Шаляпин очнулся от своих раздумий. Лошади остановились, и он пошел в лавку. Вернулся с полной сумкой, где были свалены в одну кучу баранки, маковые лепешки, мятные пряники, а в карманы поддевки насыпали ему орехов. В этой же деревне остановились на отдых у знакомого Коровину охотника Герасима Дементьевича. Выпили водочки, закусили рыжиками в сметане и поехали дальше.

Новенькая мельница была ярко освещена вечерним солнцем. Серов и Коровин схватили свои холсты и стульчики и сели работать, а Шаляпин, познакомившись с мельником Никоном Осиповичем, высоким и кудрявым стариком, давал указания, куда поставить стол, вынесенный из избы мельника Беловым и Княжевым, но скоро ему надоела эта суета, и он улегся под ветлой с густой пушистой кроной. Рядом с ним присел мельник.

– Ну что? – вопросительно поглядел на него Шаляпин. – Выпьем для знакомства?
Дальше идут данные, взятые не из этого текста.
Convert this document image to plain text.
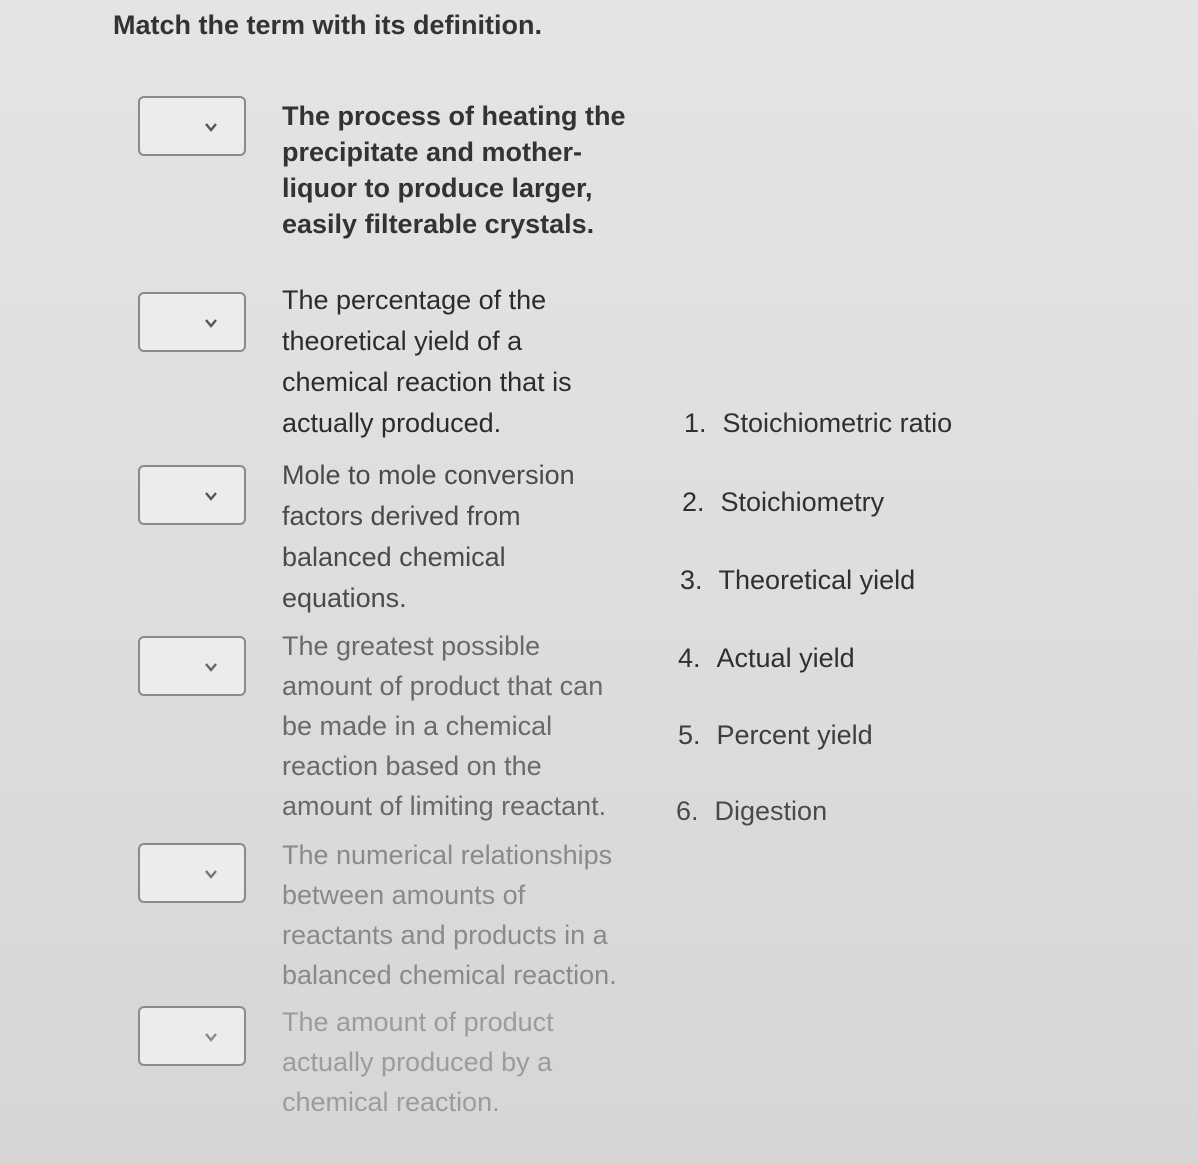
Match the term with its definition.
The process of heating the
precipitate and mother-
liquor to produce larger,
easily filterable crystals.
The percentage of the
theoretical yield of a
chemical reaction that is
actually produced.
Mole to mole conversion
factors derived from
balanced chemical
equations.
The greatest possible
amount of product that can
be made in a chemical
reaction based on the
amount of limiting reactant.
The numerical relationships
between amounts of
reactants and products in a
balanced chemical reaction.
The amount of product
actually produced by a
chemical reaction.
1. Stoichiometric ratio
2. Stoichiometry
3. Theoretical yield
4. Actual yield
5. Percent yield
6. Digestion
А то пока приготовят, пока самовар закипит, пока уху сварят, можно Богу душу отдать…

– Это мы сейчас… – Никон Осипович понял своего гостя и вскоре принес четверть и две чашки. – Действительно, пока гуся жарят, мы с тобой по маленькой выпьем, Федор Иваныч.

И чокнулись, закусили… Вдали сидели Коровин и Серов, Княжев суетился возле костра, Василий Белов расставлял на большом столе привезенную снедь, помольцы стояли около своих возов и ждали очереди… До чего ж на душе стало хорошо у Федора Ивановича.

– Никон Осипыч! А ты песни какие-нибудь знаешь? – спросил Федор Иванович. – Какие-нибудь старинные…

– А как же? В молодости певал на клиросе.

– Спой! А-а…

– Ладно, слухай…

Дедушка, девицы
Раз мне говорили,
Нет ли небылицы
Иль старинной были…

Никон Осипович пел хорошо, иногда звонкий его голос взмывал недосягаемо высоко, а Шаляпин подпевал тихонечко вторым… И получалось настолько дерзко и красиво, что помольцы высыпали из мельницы посмотреть и послушать небывалое в этих краях: чисто одетый городской вместе с мельником поют так складно, как в церкви.

– А «Лучину» знаешь? – спросил мельник.

И начали «Лучину», которая далеко разливалась по окрестностям. Тронула эта песня крестьянские сердца, у некоторых появились слезы на глазах, Шаляпин и Никон Осипович то и дело вытирали бежавшие по щекам слезы.

– Вот она, жисть-то крестьянская, послухал бы царь, может, тоже бы заплакал.

– Да! Твоя «Лучина» за душу берет, Никон Осипыч.

– А здоров ты петь, Федор. Втору-то ловко держишь, никто так ловко меня не поддерживал до сих пор… Ты, поди, певчим служишь?

– Да! Что-то вроде этого…

– И деньги тебе жалуют?

– Бывает, что и жалуют…

Шаляпину не хотелось говорить, что он солист императорских театров. Да и зачем? Так было хорошо, что он снова потянулся к четверти и наполнил чашки. Выпили…

– Слыхал я, Никон Осипыч, что в ваших краях помещики безобразничают. Запрягают голых девок, бьют их кнутами, а сами сидят в тарантасе, а потом их насилуют…

– Да что ты, Федор, окстись, такого у нас не бывало, Бог миловал от таких напастей.

– А тяжело, видно, вам тут живется… Тяжелый труд выматывает душу, от зари до зари гнете спину, а получаете гроши, – горько вздохнул Шаляпин, чувствуя, как огненная вода разливается по жилам, тяжелеет голова, слабеют ноги.

– Тяжело, конечно. Но работа у нас веселая, все время на людях, издалека ко мне приезжают. «Хорошая мука у тебя, Никон, получается», – говорят мужики. А мне приятно. Какая уж тут тягость, раз во мне нуждаются люди… Я так понимаю, Федор, жисть-то… Вот посмотри, как врытые сидят Константин Алексеич и его товарищ, уж больно сурьезный, никогда не улыбнется, они малюют картинки, хмурятся, чешут в затылке и все водят, водят кисточкой по холсту… Разве у них не тяжкий труд?.. Тяжкий! Сначала тут все думали, что какие-то землемеры приехали, смотрят и что-то пишут. А потом совсем уж глупость говорили.